Madilognews.com – Perang di Asia pecah setelah India resmi melancarkan serangan militer ke wilayah Pakistan pada Rabu (7/5/2025). Serangan ini disebut sebagai balasan atas insiden penembakan brutal terhadap wisatawan di Pahalgam, Kashmir yang dikelola India, dua pekan lalu.
Dalam operasi militer bertajuk Operasi Sindoor, India mengklaim telah menargetkan sembilan lokasi yang diduga menjadi basis kelompok militan di wilayah Pakistan dan Kashmir Pakistan. Beberapa lokasi penting seperti Kotli, Ahmadpur Timur, Muzaffarabad, Bagh, dan Muridke dilaporkan menjadi sasaran.

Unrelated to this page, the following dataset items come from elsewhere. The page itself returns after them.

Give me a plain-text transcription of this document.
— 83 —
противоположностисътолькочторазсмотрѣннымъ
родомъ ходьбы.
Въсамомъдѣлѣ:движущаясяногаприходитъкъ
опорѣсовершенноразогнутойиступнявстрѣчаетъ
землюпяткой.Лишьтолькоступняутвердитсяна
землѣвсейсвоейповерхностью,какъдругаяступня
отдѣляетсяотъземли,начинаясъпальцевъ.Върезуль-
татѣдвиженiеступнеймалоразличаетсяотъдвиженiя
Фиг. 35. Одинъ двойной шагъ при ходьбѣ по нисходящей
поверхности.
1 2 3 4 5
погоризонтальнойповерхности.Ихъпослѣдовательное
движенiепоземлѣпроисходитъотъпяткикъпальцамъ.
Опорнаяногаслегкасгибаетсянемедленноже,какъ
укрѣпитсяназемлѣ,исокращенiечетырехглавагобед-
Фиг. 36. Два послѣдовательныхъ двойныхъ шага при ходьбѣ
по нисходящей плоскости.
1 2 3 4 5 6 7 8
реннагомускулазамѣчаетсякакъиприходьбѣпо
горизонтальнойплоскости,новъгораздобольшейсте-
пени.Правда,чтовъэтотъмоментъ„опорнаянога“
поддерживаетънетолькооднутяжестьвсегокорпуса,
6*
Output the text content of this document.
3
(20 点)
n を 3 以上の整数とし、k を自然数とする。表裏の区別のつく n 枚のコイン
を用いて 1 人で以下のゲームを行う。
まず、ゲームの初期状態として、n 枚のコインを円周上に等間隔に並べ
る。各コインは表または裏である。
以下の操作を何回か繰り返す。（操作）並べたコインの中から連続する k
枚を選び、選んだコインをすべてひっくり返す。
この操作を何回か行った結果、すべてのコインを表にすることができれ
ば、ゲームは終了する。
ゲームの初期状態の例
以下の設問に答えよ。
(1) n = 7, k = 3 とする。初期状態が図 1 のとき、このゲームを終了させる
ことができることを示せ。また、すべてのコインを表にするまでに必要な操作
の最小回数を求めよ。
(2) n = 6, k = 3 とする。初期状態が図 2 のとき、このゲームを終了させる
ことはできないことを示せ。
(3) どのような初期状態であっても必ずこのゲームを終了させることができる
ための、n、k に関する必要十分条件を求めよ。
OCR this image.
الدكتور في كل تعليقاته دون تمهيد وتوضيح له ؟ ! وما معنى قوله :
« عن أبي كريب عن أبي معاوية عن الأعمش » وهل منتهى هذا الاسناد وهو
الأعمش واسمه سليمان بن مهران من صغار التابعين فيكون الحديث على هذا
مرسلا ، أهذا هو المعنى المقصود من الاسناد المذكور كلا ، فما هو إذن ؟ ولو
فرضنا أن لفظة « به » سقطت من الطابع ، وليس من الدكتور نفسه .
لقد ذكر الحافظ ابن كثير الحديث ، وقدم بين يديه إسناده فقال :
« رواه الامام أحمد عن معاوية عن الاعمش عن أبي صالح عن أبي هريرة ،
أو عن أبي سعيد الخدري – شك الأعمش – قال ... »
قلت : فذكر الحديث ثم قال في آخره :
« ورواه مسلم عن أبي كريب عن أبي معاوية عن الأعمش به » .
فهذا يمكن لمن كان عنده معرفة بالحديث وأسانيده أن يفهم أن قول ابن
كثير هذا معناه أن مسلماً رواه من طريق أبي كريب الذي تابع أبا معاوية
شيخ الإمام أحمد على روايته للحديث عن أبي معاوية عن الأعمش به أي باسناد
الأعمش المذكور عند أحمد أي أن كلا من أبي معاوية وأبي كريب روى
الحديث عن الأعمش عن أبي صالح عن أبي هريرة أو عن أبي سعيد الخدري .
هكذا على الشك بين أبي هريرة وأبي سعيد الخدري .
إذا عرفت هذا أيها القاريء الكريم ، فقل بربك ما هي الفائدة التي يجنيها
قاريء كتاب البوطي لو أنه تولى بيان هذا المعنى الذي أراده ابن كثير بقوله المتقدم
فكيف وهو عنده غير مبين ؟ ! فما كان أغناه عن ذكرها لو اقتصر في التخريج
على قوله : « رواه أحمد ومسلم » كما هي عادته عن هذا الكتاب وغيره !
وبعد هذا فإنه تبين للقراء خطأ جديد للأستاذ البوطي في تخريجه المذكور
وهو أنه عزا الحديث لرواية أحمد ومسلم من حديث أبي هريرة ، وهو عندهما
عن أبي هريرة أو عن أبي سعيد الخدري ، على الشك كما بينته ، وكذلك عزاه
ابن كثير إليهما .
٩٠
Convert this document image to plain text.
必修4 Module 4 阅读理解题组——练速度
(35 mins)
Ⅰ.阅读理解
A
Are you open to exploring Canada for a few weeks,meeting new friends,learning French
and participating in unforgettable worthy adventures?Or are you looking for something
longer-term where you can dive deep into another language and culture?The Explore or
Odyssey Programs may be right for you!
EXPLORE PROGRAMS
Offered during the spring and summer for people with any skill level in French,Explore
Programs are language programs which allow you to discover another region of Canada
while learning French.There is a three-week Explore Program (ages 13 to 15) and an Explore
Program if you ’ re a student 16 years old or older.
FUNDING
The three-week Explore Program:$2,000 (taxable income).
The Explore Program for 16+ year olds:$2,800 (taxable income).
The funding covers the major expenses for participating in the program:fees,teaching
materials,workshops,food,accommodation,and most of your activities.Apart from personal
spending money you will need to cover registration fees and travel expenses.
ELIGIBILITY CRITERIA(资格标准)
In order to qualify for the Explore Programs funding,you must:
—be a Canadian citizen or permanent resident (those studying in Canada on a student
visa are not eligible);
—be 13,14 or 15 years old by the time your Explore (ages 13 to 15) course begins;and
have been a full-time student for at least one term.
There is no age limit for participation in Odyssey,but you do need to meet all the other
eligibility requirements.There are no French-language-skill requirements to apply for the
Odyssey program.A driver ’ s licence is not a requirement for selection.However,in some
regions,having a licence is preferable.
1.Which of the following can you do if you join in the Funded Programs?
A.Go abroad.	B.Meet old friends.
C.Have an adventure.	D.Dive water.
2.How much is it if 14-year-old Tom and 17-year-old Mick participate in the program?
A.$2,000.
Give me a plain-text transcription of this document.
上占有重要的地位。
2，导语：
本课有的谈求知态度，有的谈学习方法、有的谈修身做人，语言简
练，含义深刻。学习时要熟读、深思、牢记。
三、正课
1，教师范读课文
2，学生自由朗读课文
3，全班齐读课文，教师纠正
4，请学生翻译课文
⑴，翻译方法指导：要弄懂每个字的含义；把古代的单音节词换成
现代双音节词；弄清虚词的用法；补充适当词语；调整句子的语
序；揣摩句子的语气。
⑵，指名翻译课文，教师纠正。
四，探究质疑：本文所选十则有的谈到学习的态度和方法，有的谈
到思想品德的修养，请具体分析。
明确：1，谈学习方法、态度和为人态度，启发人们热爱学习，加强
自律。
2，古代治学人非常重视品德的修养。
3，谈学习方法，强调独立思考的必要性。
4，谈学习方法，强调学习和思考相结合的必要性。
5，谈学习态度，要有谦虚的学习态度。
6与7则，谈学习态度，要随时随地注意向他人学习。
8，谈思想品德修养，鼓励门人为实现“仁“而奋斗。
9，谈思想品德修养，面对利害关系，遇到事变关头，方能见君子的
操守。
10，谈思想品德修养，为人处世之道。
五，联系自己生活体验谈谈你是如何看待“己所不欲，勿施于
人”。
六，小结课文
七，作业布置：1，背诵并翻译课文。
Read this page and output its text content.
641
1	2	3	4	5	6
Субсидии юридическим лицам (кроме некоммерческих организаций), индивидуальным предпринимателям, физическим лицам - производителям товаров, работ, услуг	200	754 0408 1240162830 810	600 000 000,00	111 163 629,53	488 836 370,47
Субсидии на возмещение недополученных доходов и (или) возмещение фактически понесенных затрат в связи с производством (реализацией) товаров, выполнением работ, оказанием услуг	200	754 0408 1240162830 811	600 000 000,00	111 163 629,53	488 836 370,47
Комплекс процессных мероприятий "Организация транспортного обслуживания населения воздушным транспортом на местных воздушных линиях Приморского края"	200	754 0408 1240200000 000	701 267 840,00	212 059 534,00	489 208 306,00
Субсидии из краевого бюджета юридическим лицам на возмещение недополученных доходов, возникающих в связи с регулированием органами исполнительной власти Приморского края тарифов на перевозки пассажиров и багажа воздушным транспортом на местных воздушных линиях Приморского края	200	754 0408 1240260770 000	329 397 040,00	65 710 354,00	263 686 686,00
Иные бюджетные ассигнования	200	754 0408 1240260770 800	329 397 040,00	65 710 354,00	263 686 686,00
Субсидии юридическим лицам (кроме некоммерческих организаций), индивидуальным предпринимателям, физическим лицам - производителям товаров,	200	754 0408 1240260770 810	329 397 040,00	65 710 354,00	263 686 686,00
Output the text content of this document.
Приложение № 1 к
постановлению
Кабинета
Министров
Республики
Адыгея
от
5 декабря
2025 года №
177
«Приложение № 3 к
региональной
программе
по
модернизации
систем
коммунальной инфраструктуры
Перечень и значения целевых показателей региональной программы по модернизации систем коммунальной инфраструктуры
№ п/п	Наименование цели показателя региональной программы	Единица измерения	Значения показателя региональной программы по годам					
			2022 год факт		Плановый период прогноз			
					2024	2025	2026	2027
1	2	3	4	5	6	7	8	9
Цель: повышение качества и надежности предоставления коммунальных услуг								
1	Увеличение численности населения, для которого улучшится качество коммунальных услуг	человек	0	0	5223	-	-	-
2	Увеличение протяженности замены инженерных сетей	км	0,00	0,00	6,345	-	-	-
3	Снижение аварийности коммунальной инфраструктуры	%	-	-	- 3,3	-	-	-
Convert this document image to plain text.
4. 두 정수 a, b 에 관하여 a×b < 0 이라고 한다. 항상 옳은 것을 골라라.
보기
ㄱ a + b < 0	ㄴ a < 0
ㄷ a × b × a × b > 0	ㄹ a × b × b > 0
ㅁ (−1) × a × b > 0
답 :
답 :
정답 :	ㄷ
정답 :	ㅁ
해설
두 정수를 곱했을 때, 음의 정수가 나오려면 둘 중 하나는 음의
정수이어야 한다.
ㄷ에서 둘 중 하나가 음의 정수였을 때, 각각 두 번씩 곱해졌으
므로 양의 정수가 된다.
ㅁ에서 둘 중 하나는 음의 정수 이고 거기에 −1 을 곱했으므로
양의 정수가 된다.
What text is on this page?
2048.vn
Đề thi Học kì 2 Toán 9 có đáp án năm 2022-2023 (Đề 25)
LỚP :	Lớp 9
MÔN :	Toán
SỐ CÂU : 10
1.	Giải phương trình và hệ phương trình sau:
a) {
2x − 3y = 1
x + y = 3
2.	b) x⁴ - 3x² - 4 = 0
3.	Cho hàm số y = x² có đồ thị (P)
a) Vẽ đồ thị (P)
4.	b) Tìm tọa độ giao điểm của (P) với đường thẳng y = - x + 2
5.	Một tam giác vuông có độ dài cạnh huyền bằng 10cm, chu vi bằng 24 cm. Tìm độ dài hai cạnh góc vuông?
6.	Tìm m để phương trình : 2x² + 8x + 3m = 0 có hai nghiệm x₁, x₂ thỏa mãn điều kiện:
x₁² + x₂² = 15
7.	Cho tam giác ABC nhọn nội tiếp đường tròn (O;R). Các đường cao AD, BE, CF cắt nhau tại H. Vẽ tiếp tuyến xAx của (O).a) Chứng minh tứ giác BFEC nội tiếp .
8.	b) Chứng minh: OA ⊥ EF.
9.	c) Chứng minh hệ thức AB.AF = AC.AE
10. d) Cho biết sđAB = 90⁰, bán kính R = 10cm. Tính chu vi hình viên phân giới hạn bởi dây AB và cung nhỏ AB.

Baca juga: India Serang Pakistan: Tiga Tewas, PM Sharif Ancam Balasan Militer
“Keadilan ditegakkan. Jai Hind!” tulis Angkatan Darat India melalui akun resmi mereka di platform X, menandai dimulainya serangan.
Kementerian Pertahanan India menyebut serangan dilakukan secara “terfokus dan terukur” tanpa menyasar fasilitas militer Pakistan secara langsung. Mereka mengklaim menghancurkan infrastruktur yang digunakan untuk merencanakan aksi teror terhadap India.
Di pihak lain, Pakistan membantah keras tudingan tersebut. Menteri Pertahanan Khawaja Asif mengatakan kepada Geo News bahwa tiga warga sipil, termasuk wanita dan anak-anak, tewas akibat serangan tersebut, sementara 12 lainnya mengalami luka-luka.
“India menyerang warga sipil dan mengklaim itu kamp teroris. Media internasional sebaiknya melihat langsung ke lapangan,” ujar Asif.
Baca juga: Perang India Pakistan Memanas, Trump: Serangan India Memalukan!
Serangan ini merupakan lanjutan dari ketegangan panjang antara dua negara bersenjata nuklir tersebut, terutama terkait sengketa wilayah Kashmir. Sebelumnya pada 22 April 2025, kelompok bersenjata menyerang wisatawan di Pahalgam, menewaskan sedikitnya 25 warga India dan satu warga Nepal.
India menuding kelompok militan Front Perlawanan yang berafiliasi dengan Lashkar-e-Taiba berada di balik insiden tersebut. Dua dari tiga tersangka disebut merupakan warga negara Pakistan.
Dengan pecahnya serangan ini, kawasan Asia Selatan kembali diwarnai ketegangan berskala internasional. Situasi ini memicu kekhawatiran akan dampak lebih luas dari konflik militer terbuka di antara dua kekuatan regional.